The pounds 50 prize could not explain why a 34-year-old meat cutter from Reykjavik came to be standing in a pair of soaked and muddied longjohns in the corner of a field in Cumbria. Karl Erlingsson just happens to be a student of the noble and unappreciated art of wrestling. He is a champion at glima, the style considered to be the national sport in Iceland. But to master the Cumberland and Westmorland form, by becoming a champion at Grasmere is to carry a kudos which stretches back to William Wordsworth's days.

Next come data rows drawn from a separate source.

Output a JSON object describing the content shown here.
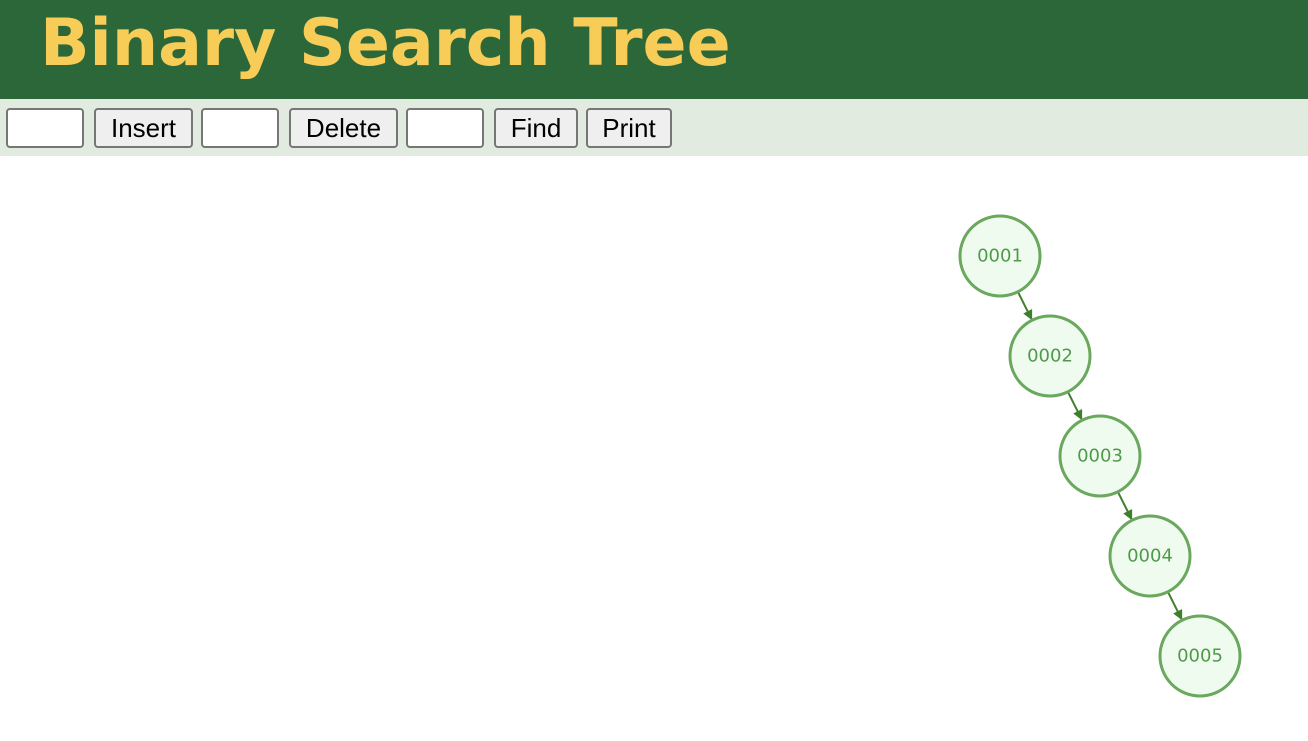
{
  "header": {
    "title": "Binary Search Tree"
  },
  "toolbar": {
    "insert_value": "",
    "insert_label": "Insert",
    "delete_value": "",
    "delete_label": "Delete",
    "find_value": "",
    "find_label": "Find",
    "print_label": "Print"
  },
  "tree": {
    "nodes": [
      "0001",
      "0002",
      "0003",
      "0004",
      "0005"
    ],
    "edges": [
      [
        "0001",
        "0002"
      ],
      [
        "0002",
        "0003"
      ],
      [
        "0003",
        "0004"
      ],
      [
        "0004",
        "0005"
      ]
    ]
  },
  "colors": {
    "header_bg": "#2c673a",
    "title": "#f7cd58",
    "toolbar_bg": "#e1ebe0",
    "node_fill": "#f0fbef",
    "node_stroke": "#6aa85e",
    "node_text": "#4f9a4a",
    "edge": "#3f7f2c"
  }
}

Records of Grasmere Sports have been traced to 1852, two years after the death of the Lakeland bard but it is known that Wordsworth watched wrestling and fell running in the natural amphitheatre of Grasmere Vale, which suggests that the annual gathering has its roots in the early 1800s. It survives today as a glorious anachronism in a sporting age of overhyped televised tripe, the biggest in the dying breed of old English sports days. On Thursday it survived another potential damp squib with the dryness of Glenn Tubman, the star turn on the public address system. "D'you know," he mused after the blanket finish to the 90m sprint final, "if this were on telly they'd be replaying that five times. Aye, one day there'll be a great giant screen put up at Grasmere, and you'll be able to see that again. When Sky come in, mebee."

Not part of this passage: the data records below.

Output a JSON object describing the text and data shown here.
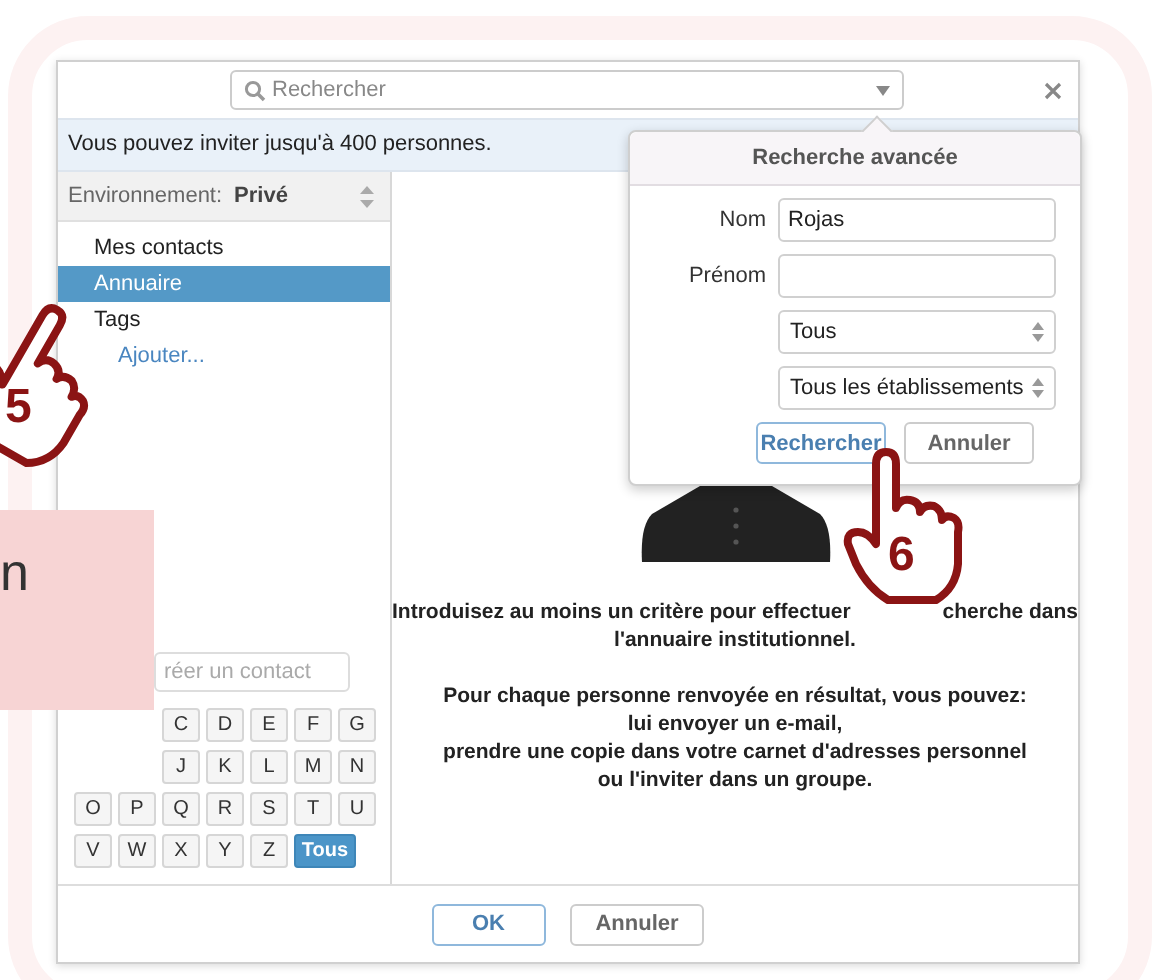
{
  "search": {
    "placeholder": "Rechercher"
  },
  "info_bar": "Vous pouvez inviter jusqu'à 400 personnes.",
  "environment": {
    "label": "Environnement:",
    "value": "Privé"
  },
  "sidebar": {
    "items": [
      {
        "label": "Mes contacts",
        "selected": false
      },
      {
        "label": "Annuaire",
        "selected": true
      },
      {
        "label": "Tags",
        "selected": false,
        "children": [
          {
            "label": "Ajouter..."
          }
        ]
      }
    ]
  },
  "create_contact": {
    "placeholder": "réer un contact"
  },
  "letters": {
    "rows": [
      [
        {
          "label": "C",
          "selected": false
        },
        {
          "label": "D",
          "selected": false
        },
        {
          "label": "E",
          "selected": false
        },
        {
          "label": "F",
          "selected": false
        },
        {
          "label": "G",
          "selected": false
        }
      ],
      [
        {
          "label": "J",
          "selected": false
        },
        {
          "label": "K",
          "selected": false
        },
        {
          "label": "L",
          "selected": false
        },
        {
          "label": "M",
          "selected": false
        },
        {
          "label": "N",
          "selected": false
        }
      ],
      [
        {
          "label": "O",
          "selected": false
        },
        {
          "label": "P",
          "selected": false
        },
        {
          "label": "Q",
          "selected": false
        },
        {
          "label": "R",
          "selected": false
        },
        {
          "label": "S",
          "selected": false
        },
        {
          "label": "T",
          "selected": false
        },
        {
          "label": "U",
          "selected": false
        }
      ],
      [
        {
          "label": "V",
          "selected": false
        },
        {
          "label": "W",
          "selected": false
        },
        {
          "label": "X",
          "selected": false
        },
        {
          "label": "Y",
          "selected": false
        },
        {
          "label": "Z",
          "selected": false
        },
        {
          "label": "Tous",
          "selected": true
        }
      ]
    ]
  },
  "message": {
    "line_1_start": "Introduisez au moins un critère pour effectuer",
    "line_1_end": "cherche dans",
    "line_2": "l'annuaire institutionnel.",
    "paragraph_2": [
      "Pour chaque personne renvoyée en résultat, vous pouvez:",
      "lui envoyer un e-mail,",
      "prendre une copie dans votre carnet d'adresses personnel",
      "ou l'inviter dans un groupe."
    ]
  },
  "footer_buttons": [
    {
      "label": "OK",
      "kind": "primary"
    },
    {
      "label": "Annuler",
      "kind": "default"
    }
  ],
  "advanced_search": {
    "title": "Recherche avancée",
    "fields": [
      {
        "kind": "text",
        "label": "Nom",
        "value": "Rojas"
      },
      {
        "kind": "text",
        "label": "Prénom"
      },
      {
        "kind": "select",
        "value": "Tous"
      },
      {
        "kind": "select",
        "value": "Tous les établissements"
      }
    ],
    "buttons": [
      {
        "label": "Rechercher",
        "kind": "primary"
      },
      {
        "label": "Annuler",
        "kind": "default"
      }
    ]
  },
  "callouts": [
    {
      "number": "5"
    },
    {
      "number": "6"
    }
  ],
  "note": {
    "text": "n"
  }
}
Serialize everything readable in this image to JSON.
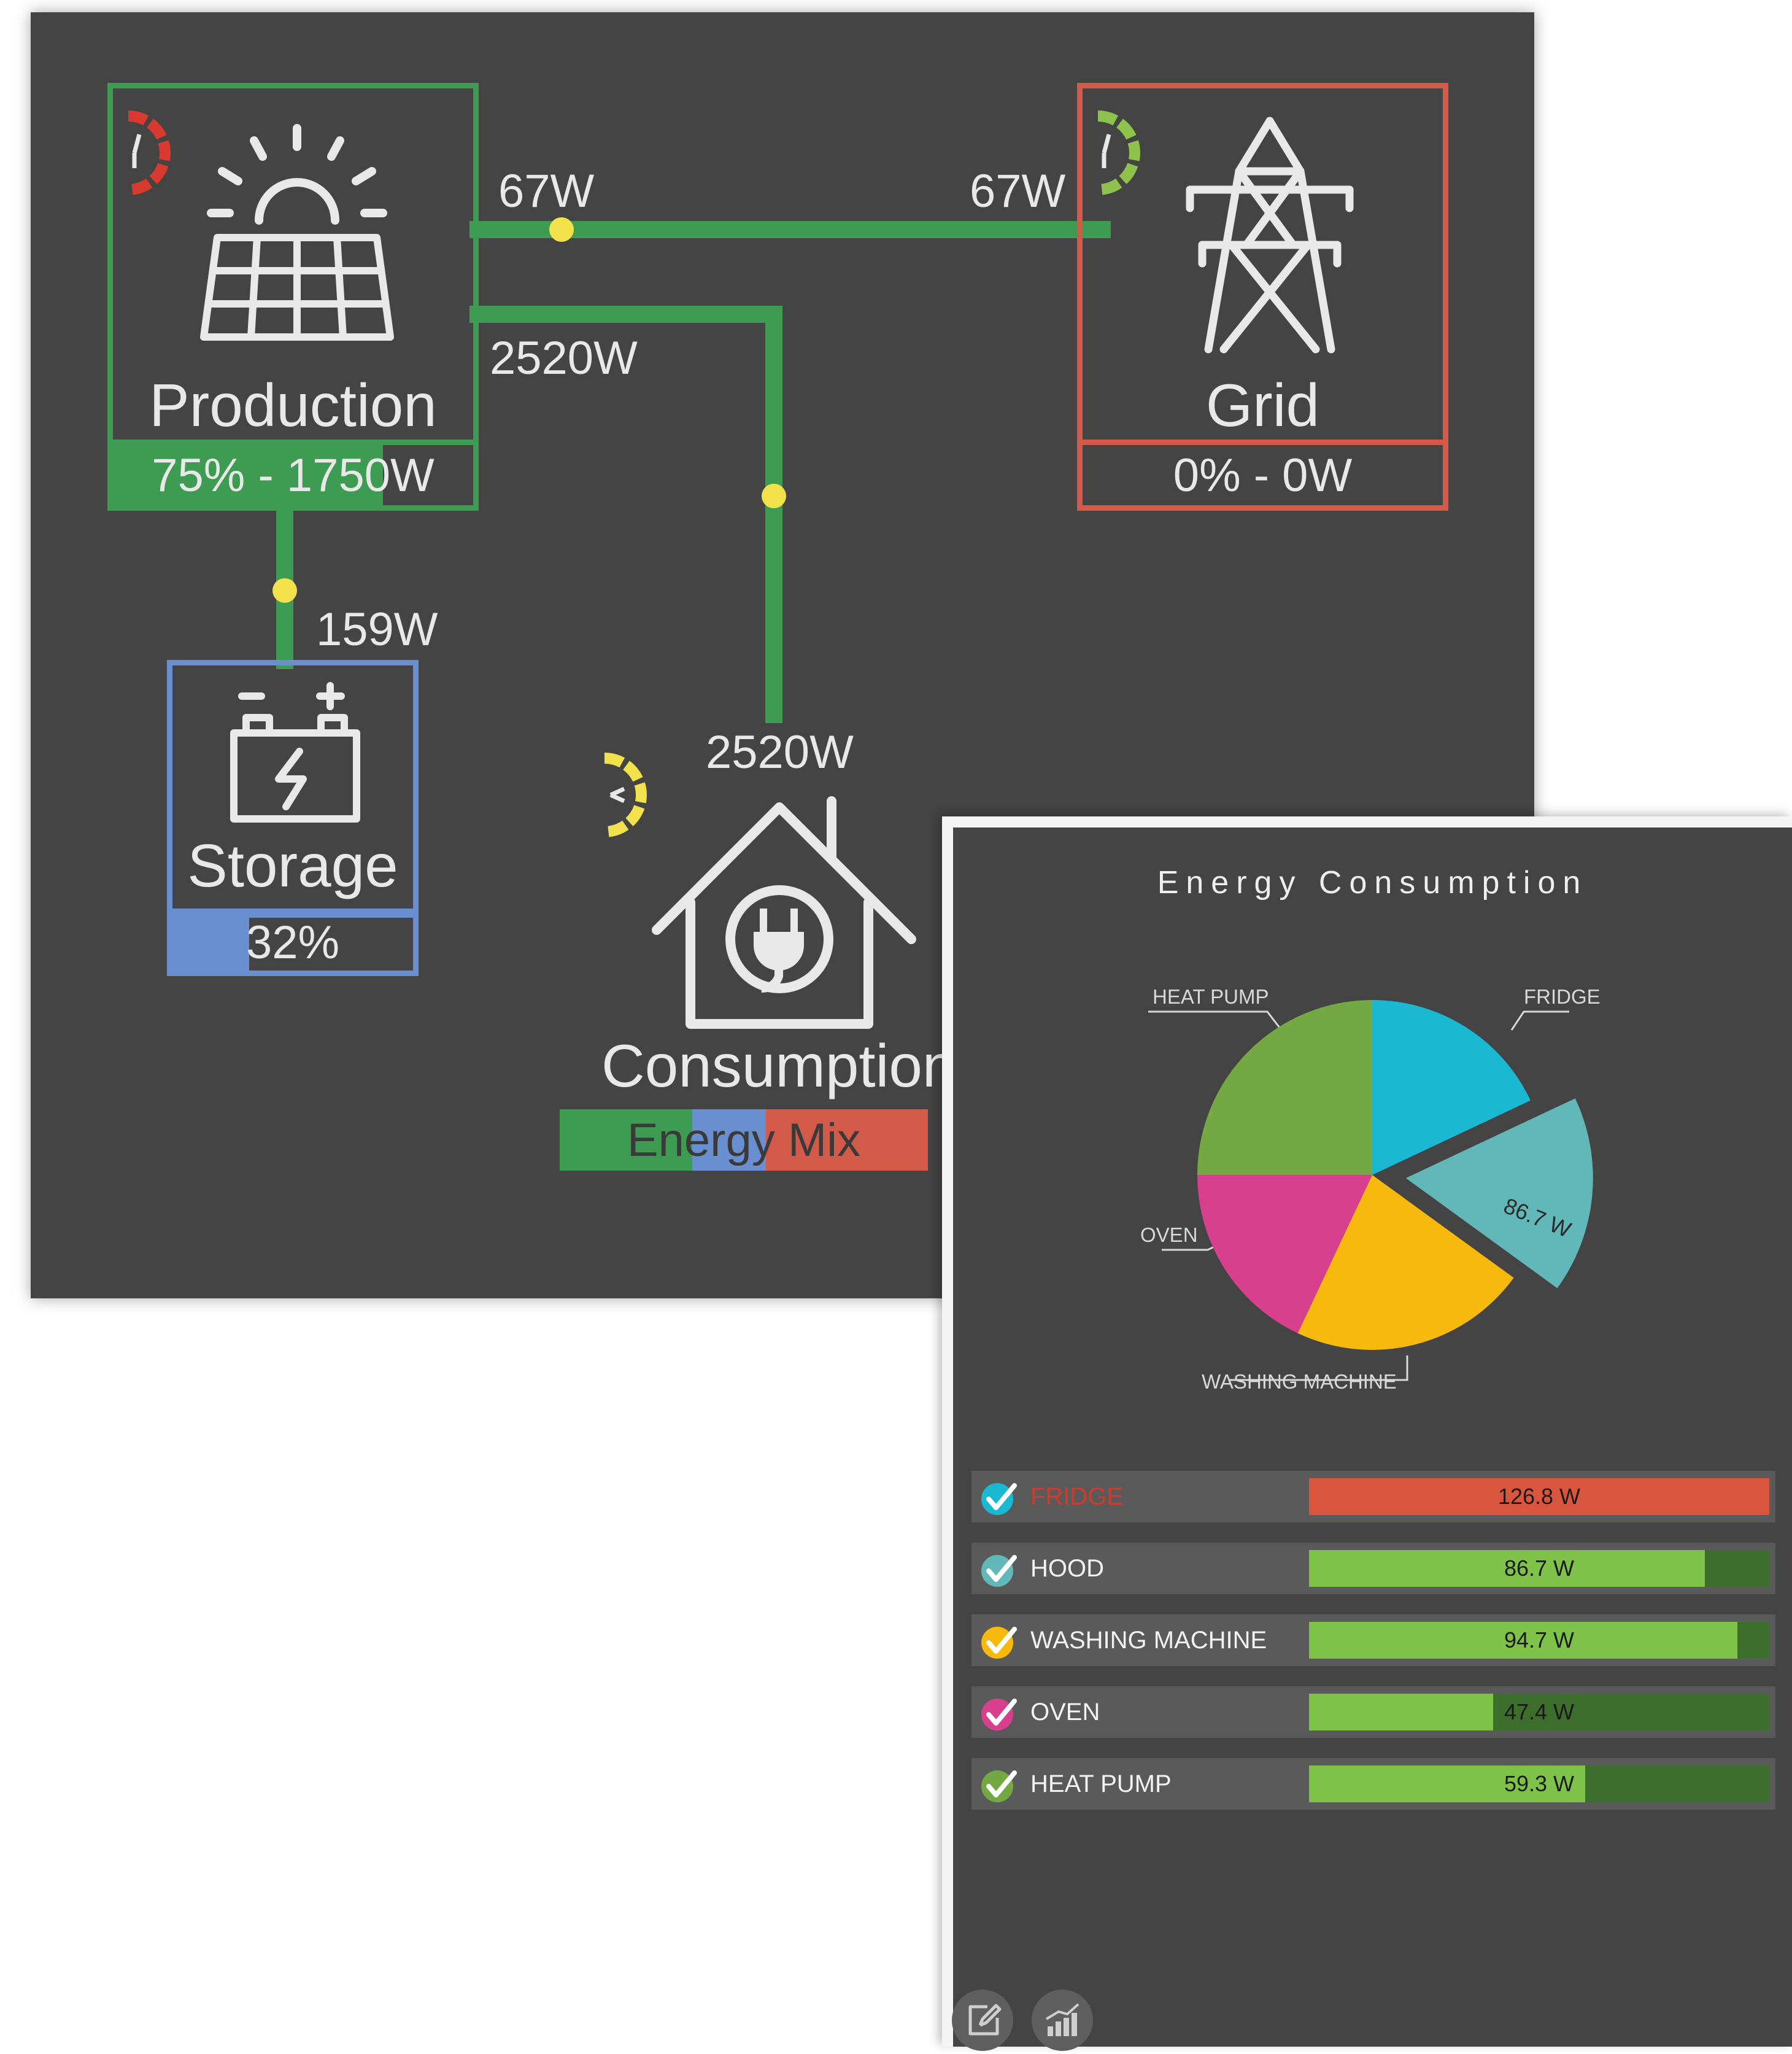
{
  "flow": {
    "production": {
      "label": "Production",
      "share_label": "75% - 1750W",
      "share": 0.75,
      "color": "#3e9b52"
    },
    "grid": {
      "label": "Grid",
      "share_label": "0% - 0W",
      "share": 0.0,
      "color": "#d35a48"
    },
    "storage": {
      "label": "Storage",
      "charge_label": "32%",
      "charge": 0.32,
      "color": "#6a8fd0",
      "minus": "-",
      "plus": "+"
    },
    "consumption": {
      "label": "Consumption",
      "mix_label": "Energy Mix",
      "mix": [
        {
          "source": "production",
          "share": 0.36,
          "color": "#3e9b52"
        },
        {
          "source": "storage",
          "share": 0.2,
          "color": "#6a8fd0"
        },
        {
          "source": "grid",
          "share": 0.44,
          "color": "#d35a48"
        }
      ]
    },
    "flows": {
      "production_to_grid_start": "67W",
      "production_to_grid_end": "67W",
      "production_to_consumption_start": "2520W",
      "production_to_consumption_end": "2520W",
      "production_to_storage": "159W"
    },
    "colors": {
      "flow_line": "#3e9b52",
      "flow_dot": "#f2e14a",
      "background": "#444444"
    }
  },
  "panel": {
    "title": "Energy Consumption",
    "pie_labels": {
      "heat_pump": "HEAT PUMP",
      "fridge": "FRIDGE",
      "oven": "OVEN",
      "washing_machine": "WASHING MACHINE",
      "hood_value": "86.7 W"
    },
    "devices": [
      {
        "name": "FRIDGE",
        "value": "126.8 W",
        "watts": 126.8,
        "level": 1.0,
        "icon_color": "#1ab8d2",
        "bar_color": "#d9553e",
        "name_color": "#d23a2e"
      },
      {
        "name": "HOOD",
        "value": "86.7 W",
        "watts": 86.7,
        "level": 0.86,
        "icon_color": "#62b8b8",
        "bar_color": "#7fc24a",
        "name_color": "#f2f2f2"
      },
      {
        "name": "WASHING MACHINE",
        "value": "94.7 W",
        "watts": 94.7,
        "level": 0.93,
        "icon_color": "#f7b90d",
        "bar_color": "#7fc24a",
        "name_color": "#f2f2f2"
      },
      {
        "name": "OVEN",
        "value": "47.4 W",
        "watts": 47.4,
        "level": 0.4,
        "icon_color": "#d8408e",
        "bar_color": "#7fc24a",
        "name_color": "#f2f2f2"
      },
      {
        "name": "HEAT PUMP",
        "value": "59.3 W",
        "watts": 59.3,
        "level": 0.6,
        "icon_color": "#74a843",
        "bar_color": "#7fc24a",
        "name_color": "#f2f2f2"
      }
    ],
    "pie_slices": [
      {
        "name": "FRIDGE",
        "share": 0.18,
        "color": "#1ab8d2"
      },
      {
        "name": "HOOD",
        "share": 0.17,
        "color": "#62b8b8",
        "exploded": true
      },
      {
        "name": "WASHING MACHINE",
        "share": 0.22,
        "color": "#f7b90d"
      },
      {
        "name": "OVEN",
        "share": 0.18,
        "color": "#d8408e"
      },
      {
        "name": "HEAT PUMP",
        "share": 0.25,
        "color": "#74a843"
      }
    ],
    "toolbar": [
      {
        "icon": "edit-icon"
      },
      {
        "icon": "bar-chart-icon"
      }
    ]
  }
}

The thought of Andy Gray and his magic marker outlining the tactics of the hound trail boggles the mind, let alone the goggle box. They could always employ the inestimable Mr Tubman - "You two up on the hill with the umbrellas, the hounds are coming down, and they haven't been fed" - but Sky's sporting limit is probably drawn some way short of Grasmere and its hounds, its fell runners and its muddied wrestlers.

"Oh, I've seen it a lot worse than this," Roger Robson said, his eyes trained on the wrestling ring from the meteorological sanctuary of the pavilion. "I actually won the 12-stone division myself in 1970 and every time you took a step your foot disappeared under water. I was moving to Carlisle at the time and there was a picture of me in the local 'paper with my hair plastered down, mud all over my face and looking all hyped up. It said underneath, `The new English master at Trinity School'. Funnily enough, I never had any discipline problems."

A farmer now, and wrestling correspondent for the Cumberland News and the Westmorland Gazette, Robson restricts his educational role these days to teaching the finer points of his beloved sport. There is no showboating of the Jackie Pallo or Hulk Hogan variety in Cumberland and Westmorland wrestling. You clasp hands behind the neck of your opponent and the first man to break the hold or to hit the ground is the loser. "It looks simple," Robson said. "But it's like draughts. You have to think it through. That's why draughts players can beat chess players at their own game. It's very subtle. Look at Tom there. He knows exactly what he's going to do before he gets into the ring."

Sure enough, after depositing his wellington boots and his spectacles in a plastic bag, the squinting Tom Harrington felled his opponent with the merest flick of the hips. With his flaxen hair, his "four" eyes and his ruddy complexion, Harrington is Cumbria's Clark Kent. When he pulls on his longjohns and his sequinned codpiece this modest- looking farm hand assumes superman powers. The 19 titles he has collected at Grasmere is a record, eight more than his cousin, Alf. The 20th proved elusive this year but, then, Tom Harrington is 53.

"I'm thinking of packing it in now," he confided. "I'm enjoying the youngsters coming through." Harrington, in fact, was toppled by a young buck in the 13-stone semi- finals. At 22, Lee Wall went on to join a rare breed who have notched a Grasmere double. And the first thing he did after capturing the 12-stone and 13-stone titles was thank the coach who has nurtured him at Carlisle Wrestling Club - Tom Harrington. Now the young stonemason has something monumental to chip away at: the old master's Grasmere record.